A person who launches a business must make legally binding representations.  To enter into contracts and assume liability, a person must be 18 years of age. Since elementary school students can’t meet this requirement, or even sign their own names in cursive, they can’t legally own (i.e., take responsibility for) a business entity.  They can’t defend themselves, their ideas, or their management teams against aggressive investors or competitors or litigants.  They don’t understand the legal instrumentation designed to protect their IP.

I appreciate that Ms.
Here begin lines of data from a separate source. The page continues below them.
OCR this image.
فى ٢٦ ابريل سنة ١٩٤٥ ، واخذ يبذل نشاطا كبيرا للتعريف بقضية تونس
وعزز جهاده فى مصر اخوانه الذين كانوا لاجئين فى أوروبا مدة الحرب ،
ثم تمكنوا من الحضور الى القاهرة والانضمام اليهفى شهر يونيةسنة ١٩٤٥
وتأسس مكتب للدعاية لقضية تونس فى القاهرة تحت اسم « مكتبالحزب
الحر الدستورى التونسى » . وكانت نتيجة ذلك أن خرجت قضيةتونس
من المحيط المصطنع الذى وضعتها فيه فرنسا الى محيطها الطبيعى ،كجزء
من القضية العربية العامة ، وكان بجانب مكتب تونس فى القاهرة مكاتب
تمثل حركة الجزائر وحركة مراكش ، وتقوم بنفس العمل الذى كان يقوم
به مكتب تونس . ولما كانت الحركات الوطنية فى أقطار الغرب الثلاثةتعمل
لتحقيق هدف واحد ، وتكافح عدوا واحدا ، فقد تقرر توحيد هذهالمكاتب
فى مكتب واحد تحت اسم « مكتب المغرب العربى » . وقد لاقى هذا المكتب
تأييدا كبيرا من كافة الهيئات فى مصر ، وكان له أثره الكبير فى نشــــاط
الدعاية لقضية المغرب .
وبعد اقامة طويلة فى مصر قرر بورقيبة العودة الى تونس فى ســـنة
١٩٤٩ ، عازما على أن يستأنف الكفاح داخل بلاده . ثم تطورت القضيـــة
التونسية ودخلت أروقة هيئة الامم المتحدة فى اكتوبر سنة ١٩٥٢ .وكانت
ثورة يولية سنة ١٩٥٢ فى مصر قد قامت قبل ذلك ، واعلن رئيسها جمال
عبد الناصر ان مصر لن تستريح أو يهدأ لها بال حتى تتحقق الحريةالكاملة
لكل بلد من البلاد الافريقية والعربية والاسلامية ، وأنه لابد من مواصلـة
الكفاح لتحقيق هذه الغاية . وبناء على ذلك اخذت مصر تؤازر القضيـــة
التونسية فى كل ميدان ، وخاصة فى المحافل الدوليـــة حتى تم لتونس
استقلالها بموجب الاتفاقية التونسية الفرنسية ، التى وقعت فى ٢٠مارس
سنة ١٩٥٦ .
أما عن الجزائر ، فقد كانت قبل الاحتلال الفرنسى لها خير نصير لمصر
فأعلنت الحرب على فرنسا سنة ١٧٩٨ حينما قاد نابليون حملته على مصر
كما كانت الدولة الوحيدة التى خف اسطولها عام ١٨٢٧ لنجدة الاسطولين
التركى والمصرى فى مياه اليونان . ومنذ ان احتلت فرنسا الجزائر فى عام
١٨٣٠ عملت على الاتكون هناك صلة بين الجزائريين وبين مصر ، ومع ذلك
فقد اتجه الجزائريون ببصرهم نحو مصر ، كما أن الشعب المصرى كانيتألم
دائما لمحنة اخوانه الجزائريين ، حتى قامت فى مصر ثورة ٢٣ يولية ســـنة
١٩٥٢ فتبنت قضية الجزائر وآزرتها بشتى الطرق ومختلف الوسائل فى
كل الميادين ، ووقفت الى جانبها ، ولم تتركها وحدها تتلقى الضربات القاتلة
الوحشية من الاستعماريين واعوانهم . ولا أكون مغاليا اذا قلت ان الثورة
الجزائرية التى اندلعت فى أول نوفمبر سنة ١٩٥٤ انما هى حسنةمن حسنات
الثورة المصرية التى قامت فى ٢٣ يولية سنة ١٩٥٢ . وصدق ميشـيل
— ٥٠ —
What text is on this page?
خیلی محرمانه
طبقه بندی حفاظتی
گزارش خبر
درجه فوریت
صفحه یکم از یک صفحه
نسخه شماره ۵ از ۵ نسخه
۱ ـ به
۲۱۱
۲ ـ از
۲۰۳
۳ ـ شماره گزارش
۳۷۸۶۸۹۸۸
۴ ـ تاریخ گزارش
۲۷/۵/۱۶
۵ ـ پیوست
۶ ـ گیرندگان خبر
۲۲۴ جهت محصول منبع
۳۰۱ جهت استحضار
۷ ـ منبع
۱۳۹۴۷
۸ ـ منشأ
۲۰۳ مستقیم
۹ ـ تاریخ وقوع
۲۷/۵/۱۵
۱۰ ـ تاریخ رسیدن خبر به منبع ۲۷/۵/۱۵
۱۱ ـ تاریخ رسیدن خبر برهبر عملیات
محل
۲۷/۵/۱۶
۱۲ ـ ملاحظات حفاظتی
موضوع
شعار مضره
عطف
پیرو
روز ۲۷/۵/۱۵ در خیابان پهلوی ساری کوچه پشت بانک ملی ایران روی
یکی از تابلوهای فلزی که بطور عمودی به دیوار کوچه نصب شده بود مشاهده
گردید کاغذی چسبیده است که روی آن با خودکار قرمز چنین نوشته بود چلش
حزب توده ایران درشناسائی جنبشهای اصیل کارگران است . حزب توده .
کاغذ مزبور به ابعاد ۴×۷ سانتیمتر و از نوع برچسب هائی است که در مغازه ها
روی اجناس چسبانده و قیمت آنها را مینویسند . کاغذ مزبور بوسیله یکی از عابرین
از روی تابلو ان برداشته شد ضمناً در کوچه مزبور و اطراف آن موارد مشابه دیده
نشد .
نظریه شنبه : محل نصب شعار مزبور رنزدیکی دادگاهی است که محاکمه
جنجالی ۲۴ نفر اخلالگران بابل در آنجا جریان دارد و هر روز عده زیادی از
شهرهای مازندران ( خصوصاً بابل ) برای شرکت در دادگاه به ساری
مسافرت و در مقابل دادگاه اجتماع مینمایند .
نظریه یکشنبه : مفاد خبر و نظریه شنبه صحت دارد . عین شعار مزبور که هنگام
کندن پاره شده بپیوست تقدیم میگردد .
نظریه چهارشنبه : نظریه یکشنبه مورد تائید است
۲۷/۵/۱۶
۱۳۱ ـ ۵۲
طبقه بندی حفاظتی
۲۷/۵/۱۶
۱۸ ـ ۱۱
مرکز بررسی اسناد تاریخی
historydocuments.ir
Neumann’s own children may have had very supportive, entrepreneurial, savvy (if not particularly ethical) parents.  But who will help the rest of the students navigate the Shark Tank-infested waters of the online and offline marketplaces?  Imagine school-based Richelieus advising infant king bosses, consolidating the school’s corporate holdings and conquering competitors.

It’s important to question and think critically, especially in this Internet-enabled era of marketing magic and bullshit.

EDUCATION IS NOT A BUSINESS

I want to see successful people taking an interest in education and putting their money where their mouths are. I fully support young people developing their visions and pursuing those visions with learning-fueled passion.

But there is a dangerous, illusory double-standard in thinking we don’t need experts in learning, or that a successful business person can automatically be a successful educator.

Even if we agree that a young person should start a business, the experience itself is secondary to what the child LEARNS from the experience.

I didn’t learn this in education. I learned it in business, as a management consultant.  Organizational thinkers of a certain age may remember Peter Senge’s Learning Disability #6 from The Fifth Discipline: Direct experience is a powerful teacher.

It is delusional to think that we learn from our experience alone. We need structured reflection. Adherents of Tuckman’s model of teambuilding added an “adjourning” stage for the purpose.  Learning is a discipline apart from whatever else we do.

THOSE WHO DON’T REMEMBER THE PAST…

It was never clear how Ms. Neumann and WeWork intended to provide students with the sort of meaningful experience that lead to success later in life. How would their students strengthen their mental fitness, physical fitness, civic fitness, technological fitness, and spiritual fitness? How would their learning empower them to contribute to our society and our marketplace?

It’s irresponsible to suggest that a seven year-old can or should launch a business.

That’s not providing opportunity.  It’s stealing childhood.